Londoners ransomed from Windsor Castle
King Henry resorts to extortion to pay for Construction
At the beginning of the 13th century, Windsor Castle was in a poor state of repair. It had been so greatly damaged by the mangonels or catapults during the Second Siege, that it was necessary for the new king, Henry III, to take up his abode in another part: the lower bailey, and not in the old Royal quarters. The repairs were carried out as quickly as possible and some alterations made the castle assume very much of its present day appearance. A chapel was built, probably on the site of Albert Memorial Chapel. The King also built a complete set of fortifications round the Lower Ward, beginning with a tower, standing probably where the Winchester Tower now is, near the west or town end of the North Terrace. This was connected by fortifications with the Curfew, Garter, and Salisbury Towers, facing the High Street and the top of Thames Street, then round to what we now know as Henry VIII's Gate. The inner space was also surrounded by the buildings where the Military Knights now live, ending at a large tower called Henry III's Tower, but known, when first built, as the Stone Tower.
Such alterations meant the spending of a great sum of money and, often, the King had to stop building until he could get more. However, at length, his fertile brain discovered a way of obtaining what he required. Men were growing restless because the King did not always act according to the Magna Carta signed by his father and the people of London, in particular, were displaying their anger. The Queen, feeling that it was unsafe to stay in London when mobs were beginning to move about the streets, shouting loudly for their rights, endeavoured to escape from her palace and ride out to Windsor. She chose the river for the first part of her journey, but the mob, seeing her in her barge, tried to sink the boat by hurling great stones into it. The Royal watermen had to turn the barge and row for dear life to the Tower of London. Later, she contrived to escape by stealth and did finally succeed in reaching Windsor Castle.
What followed must be considered an act of shameful trickery on the part of the King, who made it an opportunity for raising funds for his castle building. He had compelled the Jews to lend him money which he never intended to repay, but there came a time when they refused to lend him any more, in spite of the consequences. He also had kept back the payment of the canons and choristers of Windsor; but even then he had not sufficient money to go on with his plans.

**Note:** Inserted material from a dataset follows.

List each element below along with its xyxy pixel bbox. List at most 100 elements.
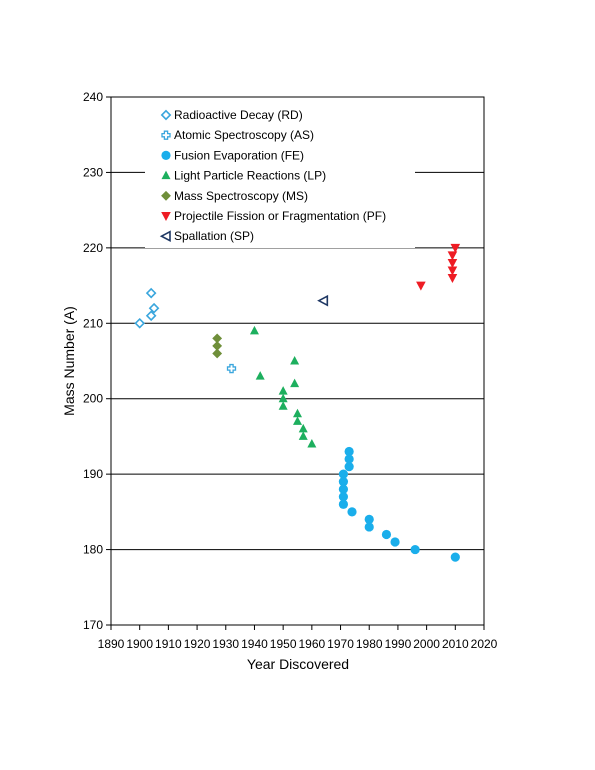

This treatment of the Queen by the Londoners gave him the excuse he needed. The King took away the charters of London, and in this way deprived the city of its privileges. Then he sent to the Lord Mayor, whose name was FitzThomas, bidding him appear at Windsor, with forty others whom he named - men of great wealth and position - to witness the humiliation of the capital. Those who were summoned to appear before the King hesitated, knowing that the castle at Windsor had many dungeons, and fully aware that the King was in an angry mood. There came, however, letters of safe-conduct from the King, and an assurance that they should come to no harm. Relying on this, they rode out of London on the 5th October 1265. To their consternation, when they entered Windsor's castle gates, they found themselves prisoners. Instead of being put into comfortable quarters and treated with the respect due to their station, they were placed in one of the towers "with small cheer and worse lodging" and the key was turned on them.
After a while, the King set thirty-one of them free, but was exceedingly harsh with the others. Under the threat of heavy penalties and punishment, he compelled them to sign a bond for the payment of 20,000 marks (£13,333-6s-8d). It was, he said, the only way by which they could go free and thus the King got his money. FitzThomas never emerged from his imprisonment and, whether he died in the Clewer Tower dungeons or lived out a long imprisonment in the keep on the mound, we have no further information about him. It was a shameful bit of treachery and a blot on the record of a sovereign who had proved himself little better than his father, King John.